The Case Against Mukasey


President George W. Bush announced his nominee for the new U.S. attorney general, retired New York judge, Michael Mukasey (left) on Sept. 17. (Chuck Kennedy/MCT)

Published: November 15, 2007

“Mukasey” and “waterboarding” have become synonymous words these past few weeks. One is a Federal Judge appointed by the Bush administration and confirmed by the Senate to the position of attorney general. The other is an interrogation tactic that invokes disturbing images of a suspect in a black hood, strapped and gasping for breath. What brings them together? Michael Mukasey refused to classify waterboarding as a form of torture during his Senate Judiciary Committee hearing. Now, the press and many members of the Senate use the waterboarding excuse as a powerful and convenient veil to cloak their true fears: a further expansion of executive power under a president who has already abused his authority. On Nov. 6, the Senate Judiciary Committee voted 11 to 8, in favor of his nomination. Despite much opposition, Mukasey, President Bush’s nominee for attorney general received full confirmation in the Senate on Nov. 8, with a 53 to 40 vote.

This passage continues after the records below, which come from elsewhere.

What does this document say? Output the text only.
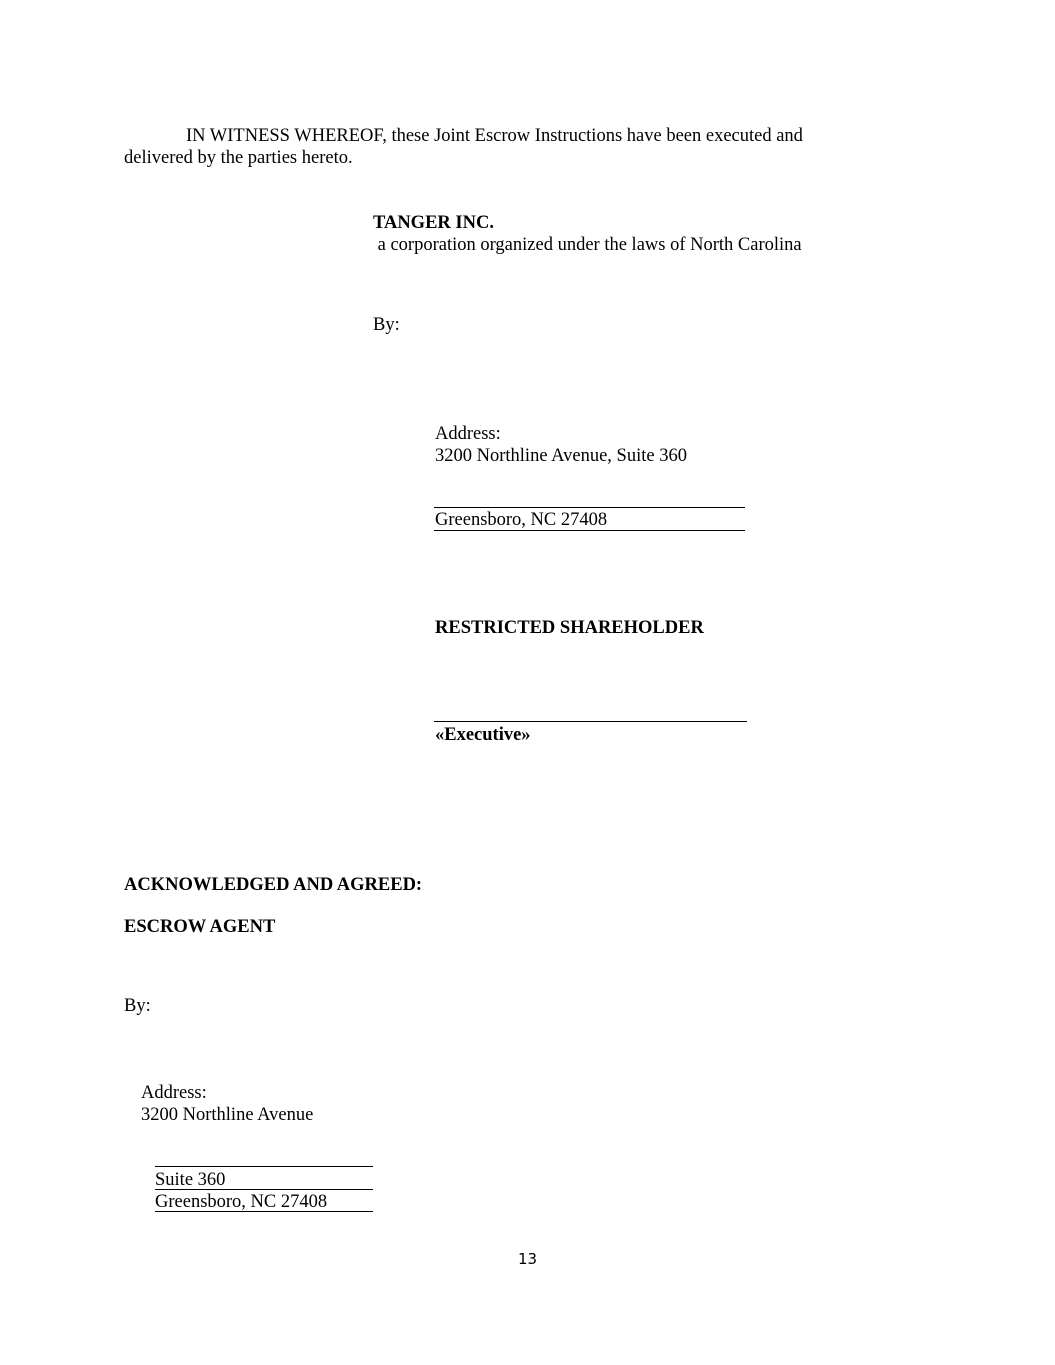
IN WITNESS WHEREOF, these Joint Escrow Instructions have been executed and
delivered by the parties hereto.
TANGER INC.
a corporation organized under the laws of North Carolina
By:
Address:
3200 Northline Avenue, Suite 360
Greensboro, NC 27408
RESTRICTED SHAREHOLDER
«Executive»
ACKNOWLEDGED AND AGREED:
ESCROW AGENT
By:
Address:
3200 Northline Avenue
Suite 360
Greensboro, NC 27408
13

This initial nod of approval given last week could not have been possible without two Democrats, Chuck Schumer from New York and Barbara Feinstein from California, who joined with all of the panel’s Republicans in the vote. Many other Democratic senators, however, take issue with Judge Mukasey regarding his statements on waterboarding. Although Mukasey has called waterboarding “repugnant,” he has said that he cannot judge the legality of the issue until he has access to classified information about such interrogation techniques.  While the press had exclusively cited the waterboarding issue as the main challenge to Mukasey’s nomination, at stake are much deeper problems. Both Republican and Democratic senators are also concerned with Judge Mukasey’s view of law, regarding his embrace of expanded wartime powers for the president. These senators fear an expansion of executive power under a president who has already extended his authority. During Mukasey’s confirmation hearings, he was unusually hesitant when answering questions about the limits of executive power. When asked whether the president is required to obey federal statutes, Judge Mukasey replied, “That would depend on whether what goes outside the statute nonetheless lies within the authority of the president to defend the country.” This is a dangerous statement, which violates the most fundamental principle of the Constitution; everyone, including the commander in chief, is subject to the rule of law. Mukasey also hinted that warrantless wiretapping might be proved legal under the Constitution.  Michael Mukasey, nominated to the federal bench by President Reagan, has 18 years of service as a federal judge. Mukasey presided over the 1995 trial of the ten individuals accused of plotting terrorist attacks in New York City, and sentenced Omar Abdel Rahman to life in prison for his involvement in the 1992 World Trade Center bombing. Despite the qualms over his statements regarding torture and executive power, Judge Mukasey did win the full Senate vote on his nomination, within a few weeks. Although Democrats were split on Mukasey’s nomination, many view him as the best prospective attorney general that this administration will have  nominated.